Building a fine-tuned code review bot for an open-source Golang project

Hello everyone.

So I’ve been learning and reading everything about LLMs and trying to wrap my head around it all.

I’m fairly confident in knowing how to train and fine-tune once I have a dataset. What I still don’t know and I feel like the coursera course also glanced over this by using their own dataset, is dataset generation.

I have an idea for a project of fine-tuning bigcode/starcoder · Hugging Face for a more specific code suggestion on a relatively large golang codebase.

Then, would write a bot to use it for codde reviews or a coding buddy basically. I know huggingface had a post like, create your own copilot, but that used a dataset generated from Jupyter notebooks.

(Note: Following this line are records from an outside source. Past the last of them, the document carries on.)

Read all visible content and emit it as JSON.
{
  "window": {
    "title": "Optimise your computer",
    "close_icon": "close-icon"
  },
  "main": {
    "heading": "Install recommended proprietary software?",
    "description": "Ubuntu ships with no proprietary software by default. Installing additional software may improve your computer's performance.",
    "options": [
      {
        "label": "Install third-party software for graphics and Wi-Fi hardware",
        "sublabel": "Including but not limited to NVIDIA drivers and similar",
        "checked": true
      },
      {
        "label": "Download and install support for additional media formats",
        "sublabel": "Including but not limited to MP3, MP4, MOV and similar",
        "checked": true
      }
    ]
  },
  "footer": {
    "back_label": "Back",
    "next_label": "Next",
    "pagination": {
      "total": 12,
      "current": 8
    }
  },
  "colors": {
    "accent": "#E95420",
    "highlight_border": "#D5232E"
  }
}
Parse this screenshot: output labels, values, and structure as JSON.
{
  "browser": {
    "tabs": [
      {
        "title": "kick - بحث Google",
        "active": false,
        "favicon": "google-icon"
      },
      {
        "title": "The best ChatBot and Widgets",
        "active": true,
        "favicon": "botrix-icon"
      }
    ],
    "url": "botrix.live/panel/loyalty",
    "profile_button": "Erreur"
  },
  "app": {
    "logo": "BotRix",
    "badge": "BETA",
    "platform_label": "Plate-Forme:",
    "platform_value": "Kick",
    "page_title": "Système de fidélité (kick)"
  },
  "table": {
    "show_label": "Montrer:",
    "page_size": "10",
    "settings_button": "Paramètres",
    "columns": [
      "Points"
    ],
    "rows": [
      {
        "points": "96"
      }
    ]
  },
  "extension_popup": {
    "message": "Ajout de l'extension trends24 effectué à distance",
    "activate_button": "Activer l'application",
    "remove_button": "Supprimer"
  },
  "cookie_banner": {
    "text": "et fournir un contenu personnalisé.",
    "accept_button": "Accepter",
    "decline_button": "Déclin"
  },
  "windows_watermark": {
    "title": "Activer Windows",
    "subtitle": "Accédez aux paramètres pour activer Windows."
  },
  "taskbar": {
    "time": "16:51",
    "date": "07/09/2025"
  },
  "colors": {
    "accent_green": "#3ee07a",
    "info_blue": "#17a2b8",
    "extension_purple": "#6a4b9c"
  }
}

So my question is… how do I generate a dataset using Golang code, without handcrafting prompts? What’s the format that the dataset needs to be in? Can I write a program that generates it for me? I looked at some similar datasets on huggingface, but they all look like they have been handcrafted which is insane. :smiley: But if that’s what it takes I’ll do it, but I’m just not sure if there is anything better out there?

thanks!

Would this be a valid dataset format for fine-tuning?

[
    {
        "text": "func init() {\n\tutilruntime.Must(clientgoscheme.AddToScheme(scheme))\n\tutilruntime.Must(corev1.AddToScheme(scheme))\n\tutilruntime.Must(deliveryv1alpha1.AddToScheme(scheme))\n\tutilruntime.Must(v1.AddToScheme(scheme))\n\t//+kubebuilder:scaffold:scheme\n}",
        "metadata": {
            "file_name": "main.go",
            "file_path": "./cmd/main.go",
            "line_number": 50,
            "func_name": "init"
        }
    },
    {

Basically the text would be the function and then some metadata.